Make up

I’ve been thinking quite a lot about make up lately, partly as a result of the recent #nomakeupselfie that’s been trending on Facebook. For a start, I wouldn’t usually bring make-up when I’m travelling, unless perhaps it’s a short city break with smart dinners out and the like. But even in my everyday life, I don’t wear a huge amount of make up, especially in the day time.

There’s been quite a lot of controversy about the #nomakeupselfie and rightly so – firstly because some people have been trying to claim that posting such a selfie is ‘courageous’ just like fighting cancer is. This is obviously bullshit, and incredibly belittling to the experiences of those with cancer. Then there’s the people who posted selfies on Facebook ‘for cancer awareness’ with no links or instructions regarding how to donate. As many have pointed out, there’s no shortage of awareness that cancer is a horrible disease, so I found these posts mildly infuriating and thoughtless.

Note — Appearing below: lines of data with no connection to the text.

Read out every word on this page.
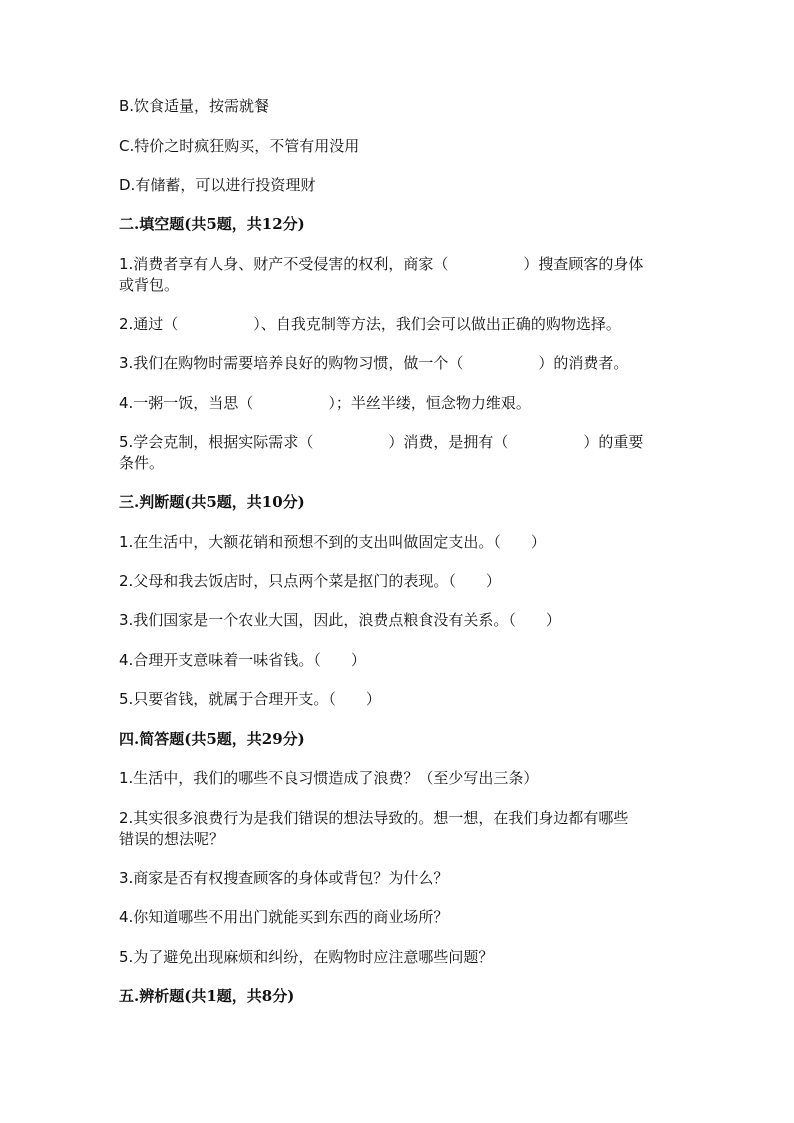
B.饮食适量，按需就餐

C.特价之时疯狂购买，不管有用没用

D.有储蓄，可以进行投资理财

二.填空题(共5题，共12分)

1.消费者享有人身、财产不受侵害的权利，商家（　　　　　）搜查顾客的身体

或背包。

2.通过（　　　　　）、自我克制等方法，我们会可以做出正确的购物选择。

3.我们在购物时需要培养良好的购物习惯，做一个（　　　　　）的消费者。

4.一粥一饭，当思（　　　　　）；半丝半缕，恒念物力维艰。

5.学会克制，根据实际需求（　　　　　）消费，是拥有（　　　　　）的重要

条件。

三.判断题(共5题，共10分)

1.在生活中，大额花销和预想不到的支出叫做固定支出。（　　）

2.父母和我去饭店时，只点两个菜是抠门的表现。（　　）

3.我们国家是一个农业大国，因此，浪费点粮食没有关系。（　　）

4.合理开支意味着一味省钱。（　　）

5.只要省钱，就属于合理开支。（　　）

四.简答题(共5题，共29分)

1.生活中，我们的哪些不良习惯造成了浪费？（至少写出三条）

2.其实很多浪费行为是我们错误的想法导致的。想一想，在我们身边都有哪些

错误的想法呢？

3.商家是否有权搜查顾客的身体或背包？为什么？

4.你知道哪些不用出门就能买到东西的商业场所？

5.为了避免出现麻烦和纠纷，在购物时应注意哪些问题？

五.辨析题(共1题，共8分)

However, apart from all the money that the campaign has raised (£8 million so far) – which is obviously great news – I think that it has sparked an important discussion on why so many women feel obliged to wear make up so much of the time. When some of my friends posted photos of themselves without make up it did make me realise that there are some girls I know whom I have barely, if ever, seen bare-faced. The idea that a significant proportion of our society’s women feel so uncomfortable in their own face’s appearance that they have to cover it up each day is not really a comforting thought.

I have very little problem with the wearing of make up on many occasions: for nights out, for smart dinners or drinks events where you want to dress up, when you’re bored and want to look a bit different for the day, on dates, or other occasions when you want to make it look like you’ve put effort in, at work* when meeting clients, when performing. There’s no denying that wearing make-up can make you look better – it’s the blindly putting it on EVERY day that upsets me, the girls who feel they can’t leave their room without spending a sizeable amount of time applying makeup. I sincerely hope that the #nomakeupselfie trend will have helped at least some of these to even just think about why they do this, and if it’s as necessary as they had previously thought. Perhaps if they tried going about their daily life bare-faced even once they might realise that it’s not as difficult as they might have anticipated. The trend on Facebook has certainly made me think more carefully about when and why I wear make up, and has made it more of a talking point between friends rather than a given. I hope this has been the case for others too.

What do you think? I think there are pretty decent arguments that can go further than this (i.e. all wearing of make up is to do with perpetuating an impossible ideal of female beauty) but I’m not sure how far I would go down along that line…

*There is a separate discussion to be held about the wearing of makeup in the workplace – it seems pretty unfair to me that to look respectable in the workplace women have to spend a considerably longer time getting ready each morning than men, as if there was something inherently inferior about women’s bodies’ suitability for the workplace.